Why is Business Change So Hard to Enact?
Because to make it happen you need to think. Really think. Go past what you know. Go past what works. Find solutions where then are none.
Last month, a six-year-old boy in Delaware was first suspended from school, then sent to reform school for forty-five days. His offense? Bringing a pocket knife—replete with eating utensils— in to use at lunch.
The issue was his school district’s policy on barred items, and the fact that it was a zero-tolerance policy. No second chances, no tribunals to decide consequences. Just a book with prescribed actions. Done.
I’m not going to spin opinion of what happened to the little boy either way. His story was that he was a new Cub Scout, excited about his new tool, and just acting like a kid in that position would be expected to act. The school’s position was that a zero-tolerance means zero-tolerance, and that their hands were tied. What if, for example, the boy had lost his tool to an older child with less honorable intentions than his?
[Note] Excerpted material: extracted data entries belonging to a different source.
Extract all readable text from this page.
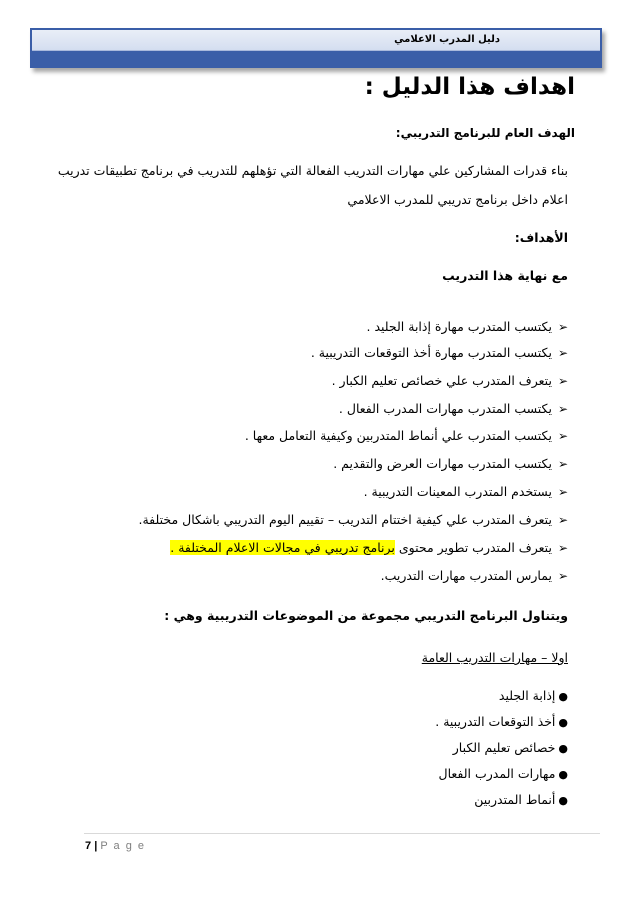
دليل المدرب الاعلامي
اهداف هذا الدليل :
الهدف العام للبرنامج التدريبي:
بناء قدرات المشاركين علي مهارات التدريب الفعالة التي تؤهلهم للتدريب في برنامج تطبيقات تدريب
اعلام داخل برنامج تدريبي للمدرب الاعلامي
الأهداف:
مع نهاية هذا التدريب
➢يكتسب المتدرب مهارة إذابة الجليد .
➢يكتسب المتدرب مهارة أخذ التوقعات التدريبية .
➢يتعرف المتدرب علي خصائص تعليم الكبار .
➢يكتسب المتدرب مهارات المدرب الفعال .
➢يكتسب المتدرب علي أنماط المتدربين وكيفية التعامل معها .
➢يكتسب المتدرب مهارات العرض والتقديم .
➢يستخدم المتدرب المعينات التدريبية .
➢يتعرف المتدرب علي كيفية اختتام التدريب – تقييم اليوم التدريبي باشكال مختلفة.
➢يتعرف المتدرب تطوير محتوى برنامج تدريبي في مجالات الاعلام المختلفة .
➢يمارس المتدرب مهارات التدريب.
ويتناول البرنامج التدريبي مجموعة من الموضوعات التدريبية وهي :
اولا – مهارات التدريب العامة
●إذابة الجليد
●أخذ التوقعات التدريبية .
●خصائص تعليم الكبار
●مهارات المدرب الفعال
●أنماط المتدربين
7 | P a g e
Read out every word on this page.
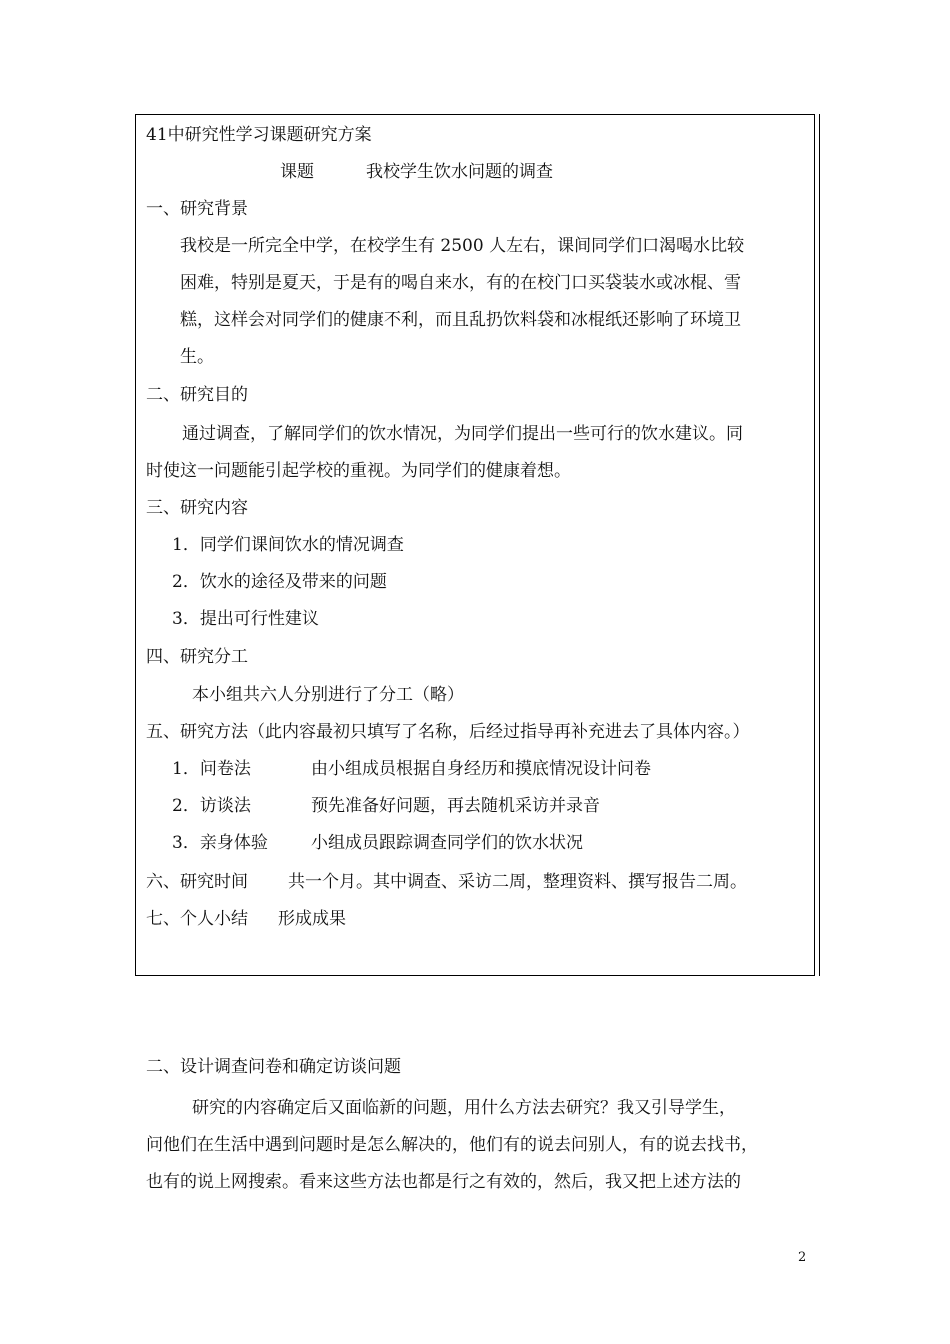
41中研究性学习课题研究方案
课题	我校学生饮水问题的调查
一、研究背景
我校是一所完全中学，在校学生有 2500 人左右，课间同学们口渴喝水比较
困难，特别是夏天，于是有的喝自来水，有的在校门口买袋装水或冰棍、雪
糕，这样会对同学们的健康不利，而且乱扔饮料袋和冰棍纸还影响了环境卫
生。
二、研究目的
通过调查，了解同学们的饮水情况，为同学们提出一些可行的饮水建议。同
时使这一问题能引起学校的重视。为同学们的健康着想。
三、研究内容
1．同学们课间饮水的情况调查
2．饮水的途径及带来的问题
3．提出可行性建议
四、研究分工
本小组共六人分别进行了分工（略）
五、研究方法（此内容最初只填写了名称，后经过指导再补充进去了具体内容。）
1．问卷法	由小组成员根据自身经历和摸底情况设计问卷
2．访谈法	预先准备好问题，再去随机采访并录音
3．亲身体验	小组成员跟踪调查同学们的饮水状况
六、研究时间 共一个月。其中调查、采访二周，整理资料、撰写报告二周。
七、个人小结 形成成果
二、设计调查问卷和确定访谈问题
研究的内容确定后又面临新的问题，用什么方法去研究？我又引导学生，
问他们在生活中遇到问题时是怎么解决的，他们有的说去问别人，有的说去找书，
也有的说上网搜索。看来这些方法也都是行之有效的，然后，我又把上述方法的
2
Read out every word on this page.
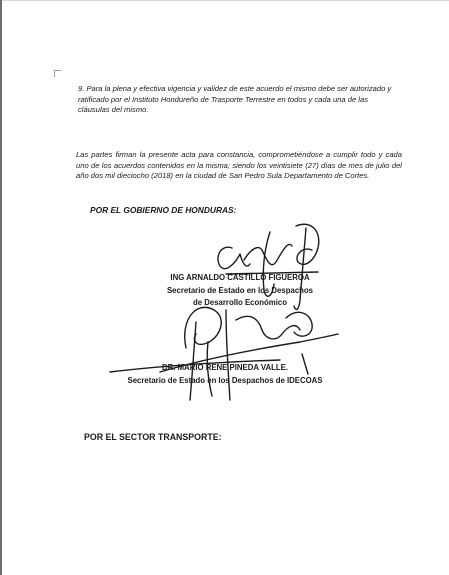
9. Para la plena y efectiva vigencia y validez de este acuerdo el mismo debe ser autorizado y ratificado por el Instituto Hondureño de Trasporte Terrestre en todos y cada una de las cláusulas del mismo.

Las partes firman la presente acta para constancia, comprometiéndose a cumplir todo y cada uno de los acuerdos contenidos en la misma; siendo los veintisiete (27) días de mes de julio del año dos mil dieciocho (2018) en la ciudad de San Pedro Sula Departamento de Cortes.

POR EL GOBIERNO DE HONDURAS:

ING ARNALDO CASTILLO FIGUEROA
Secretario de Estado en los Despachos
de Desarrollo Económico
DR. MARIO RENE PINEDA VALLE.
Secretario de Estado en los Despachos de IDECOAS

POR EL SECTOR TRANSPORTE:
The problem as it confronts business change is to avoid setting yourself up this way.
At small businesses it isn’t that much of a problem. Management makes decisions as they go. Documents get written, “policies” get initiated, and the culture changes over time, but up until that moment when things get set in stone there’s flexibility to change.
Larger businesses, weighed down by their sheer mass, tend to have rules for everything. And they’re designed to create as few mistakes as possible.
Whichever side of the decision-making-critical-mass line your business sits on, business change can only happen when you recognize that position and make your decisions accordingly. Avoid creating “no choice” situations.